Прошло, наверное, не меньше часа, когда в пещеру вошел Мориас. Он выглядел взволнованным и усталым.
– Похоже, мы кое-что поменяли в традициях сидов, – расплылся он в улыбке. – Мне дали разрешение действовать в качестве посредника. Я вызову тебя, Тристан, сегодня днем, а тебя, Дункан, завтра утром. Риган тоже будет дана возможность высказаться.
– Для чего все это нужно, если наши слова не повлияют на результат? – нахмурился Тристан. – Какая разница, выступим мы или нет?
– Как ты можешь говорить такое сеаннаху? Слова – это все. Слова – это память, молодой человек. – Мориас беззлобно улыбнулся в ответ на презрительное замечание Тристана. – Слова могут иметь значение и здесь, каким бы ни был результат. История рассудит, насколько виновата твоя сестра, но и сиды способны на милосердие. Если нам удастся доказать, что она находилась под влиянием Джала и… не знала об основных событиях…
Талискер горько рассмеялся.
– Значит, мы должны солгать им, Мориас?
– А что заставляет тебя быть таким уверенным, что это ложь?
– Я ее отец, Мориас, и мое сердце остается холодным, когда я смотрю на нее. Да, Джал на нее влиял, потому что Риган считала, что любит его. Но ведь любовь не оправдывает… Возможно, это слово никогда прежде не употреблялось в Сутре, и мне очень неприятно, что я в какой-то степени несу ответственность за содеянное. Риган – расистка, Мориас. Она ненавидит сидов только за то, что они отличаются от Великих. Нет другой причины, кроме страха и неуверенности и… – Он замолчал, и Мориас нахмурился. – Вот видишь, я даже толком не могу тебе объяснить. Возможно, это действительно человеческий недостаток.

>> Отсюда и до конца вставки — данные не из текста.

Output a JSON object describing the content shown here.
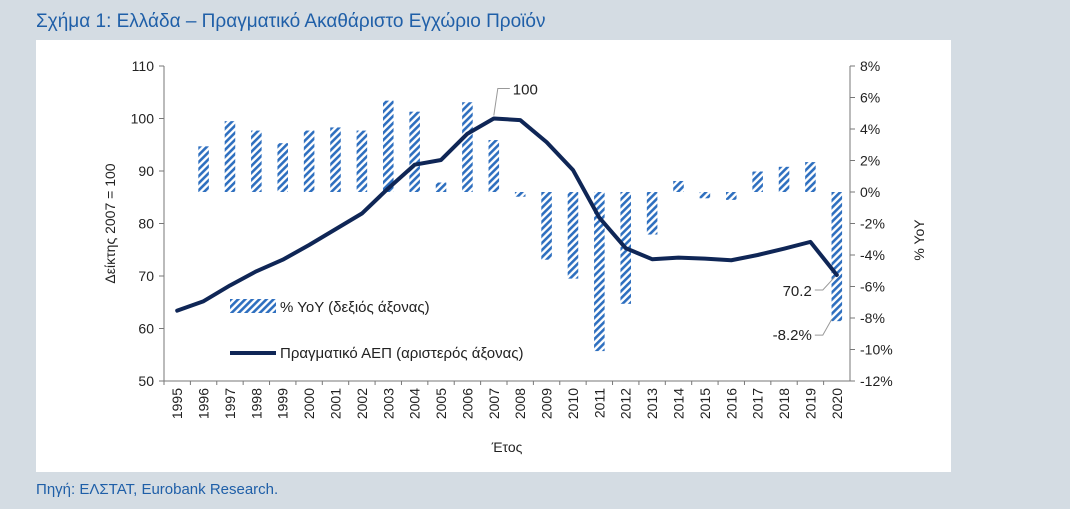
{
  "figure": {
    "title": "Σχήμα 1: Ελλάδα – Πραγματικό Ακαθάριστο Εγχώριο Προϊόν",
    "source": "Πηγή: ΕΛΣΤΑΤ, Eurobank Research."
  },
  "chart_data": {
    "type": "bar+line",
    "title": "",
    "xlabel": "Έτος",
    "ylabel_left": "Δείκτης 2007 = 100",
    "ylabel_right": "% YoY",
    "ylim_left": [
      50,
      110
    ],
    "ylim_right": [
      -12,
      8
    ],
    "left_ticks": [
      "110",
      "100",
      "90",
      "80",
      "70",
      "60",
      "50"
    ],
    "right_ticks": [
      "8%",
      "6%",
      "4%",
      "2%",
      "0%",
      "-2%",
      "-4%",
      "-6%",
      "-8%",
      "-10%",
      "-12%"
    ],
    "categories": [
      "1995",
      "1996",
      "1997",
      "1998",
      "1999",
      "2000",
      "2001",
      "2002",
      "2003",
      "2004",
      "2005",
      "2006",
      "2007",
      "2008",
      "2009",
      "2010",
      "2011",
      "2012",
      "2013",
      "2014",
      "2015",
      "2016",
      "2017",
      "2018",
      "2019",
      "2020"
    ],
    "series": [
      {
        "name": "% YoY (δεξιός άξονας)",
        "type": "bar",
        "axis": "right",
        "pattern": "diagonal-hatch",
        "color": "#2e6fbf",
        "values": [
          null,
          2.9,
          4.5,
          3.9,
          3.1,
          3.9,
          4.1,
          3.9,
          5.8,
          5.1,
          0.6,
          5.7,
          3.3,
          -0.3,
          -4.3,
          -5.5,
          -10.1,
          -7.1,
          -2.7,
          0.7,
          -0.4,
          -0.5,
          1.3,
          1.6,
          1.9,
          -8.2
        ]
      },
      {
        "name": "Πραγματικό ΑΕΠ (αριστερός άξονας)",
        "type": "line",
        "axis": "left",
        "color": "#0f2656",
        "values": [
          63.4,
          65.2,
          68.2,
          70.9,
          73.1,
          75.9,
          78.9,
          81.9,
          86.7,
          91.2,
          92.1,
          97.1,
          100.0,
          99.7,
          95.5,
          90.2,
          81.1,
          75.3,
          73.2,
          73.5,
          73.3,
          73.0,
          74.0,
          75.2,
          76.5,
          70.2
        ]
      }
    ],
    "annotations": [
      {
        "text": "100",
        "year": "2007",
        "axis": "left",
        "value": 100
      },
      {
        "text": "70.2",
        "year": "2020",
        "axis": "left",
        "value": 70.2
      },
      {
        "text": "-8.2%",
        "year": "2020",
        "axis": "right",
        "value": -8.2
      }
    ],
    "legend": {
      "placement": "inside-left",
      "items": [
        "% YoY (δεξιός άξονας)",
        "Πραγματικό ΑΕΠ (αριστερός άξονας)"
      ]
    },
    "grid": false
  }
}
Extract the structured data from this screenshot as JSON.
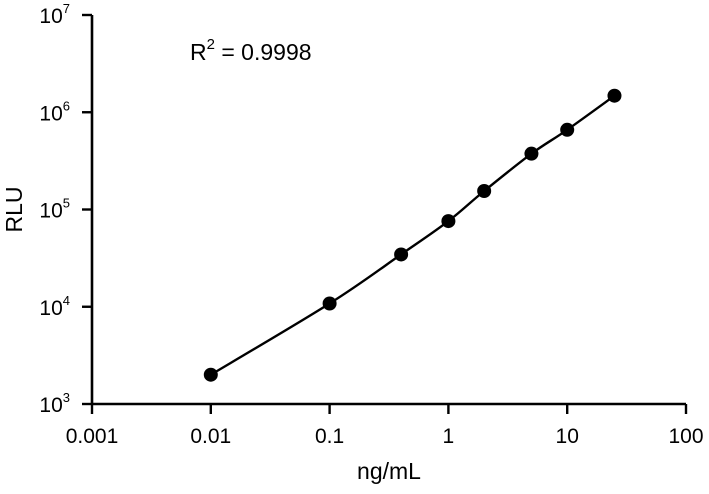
{
  "chart_data": {
    "type": "scatter",
    "title": "",
    "xlabel": "ng/mL",
    "ylabel": "RLU",
    "x_scale": "log",
    "y_scale": "log",
    "xlim": [
      0.001,
      100
    ],
    "ylim": [
      1000,
      10000000
    ],
    "grid": false,
    "x_ticks": [
      {
        "value": 0.001,
        "label": "0.001"
      },
      {
        "value": 0.01,
        "label": "0.01"
      },
      {
        "value": 0.1,
        "label": "0.1"
      },
      {
        "value": 1,
        "label": "1"
      },
      {
        "value": 10,
        "label": "10"
      },
      {
        "value": 100,
        "label": "100"
      }
    ],
    "y_ticks": [
      {
        "value": 1000,
        "base": "10",
        "exp": "3"
      },
      {
        "value": 10000,
        "base": "10",
        "exp": "4"
      },
      {
        "value": 100000,
        "base": "10",
        "exp": "5"
      },
      {
        "value": 1000000,
        "base": "10",
        "exp": "6"
      },
      {
        "value": 10000000,
        "base": "10",
        "exp": "7"
      }
    ],
    "annotation": {
      "prefix": "R",
      "sup": "2",
      "suffix": " = 0.9998"
    },
    "series": [
      {
        "points": [
          {
            "x": 0.01,
            "y": 2000
          },
          {
            "x": 0.1,
            "y": 10800
          },
          {
            "x": 0.4,
            "y": 34500
          },
          {
            "x": 1,
            "y": 76000
          },
          {
            "x": 2,
            "y": 155000
          },
          {
            "x": 5,
            "y": 375000
          },
          {
            "x": 10,
            "y": 660000
          },
          {
            "x": 25,
            "y": 1480000
          }
        ]
      }
    ]
  }
}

– Нет, я не верю в это. Если ты говоришь, что расистские наклонности вызваны у нее страхом и неуверенностью, тогда это Джал и, возможно, до него его дядя посеял и взрастил этот страх, а не ты или Уна. Я уверен – Риган достойна жалости, а не обвинений.
– О господи! – Талискер слабо улыбнулся. – Ты не видел, какую опасность несут такие «невиновные», как Риган, Мориас. Тебе не мешало бы как-нибудь изучить мой мир.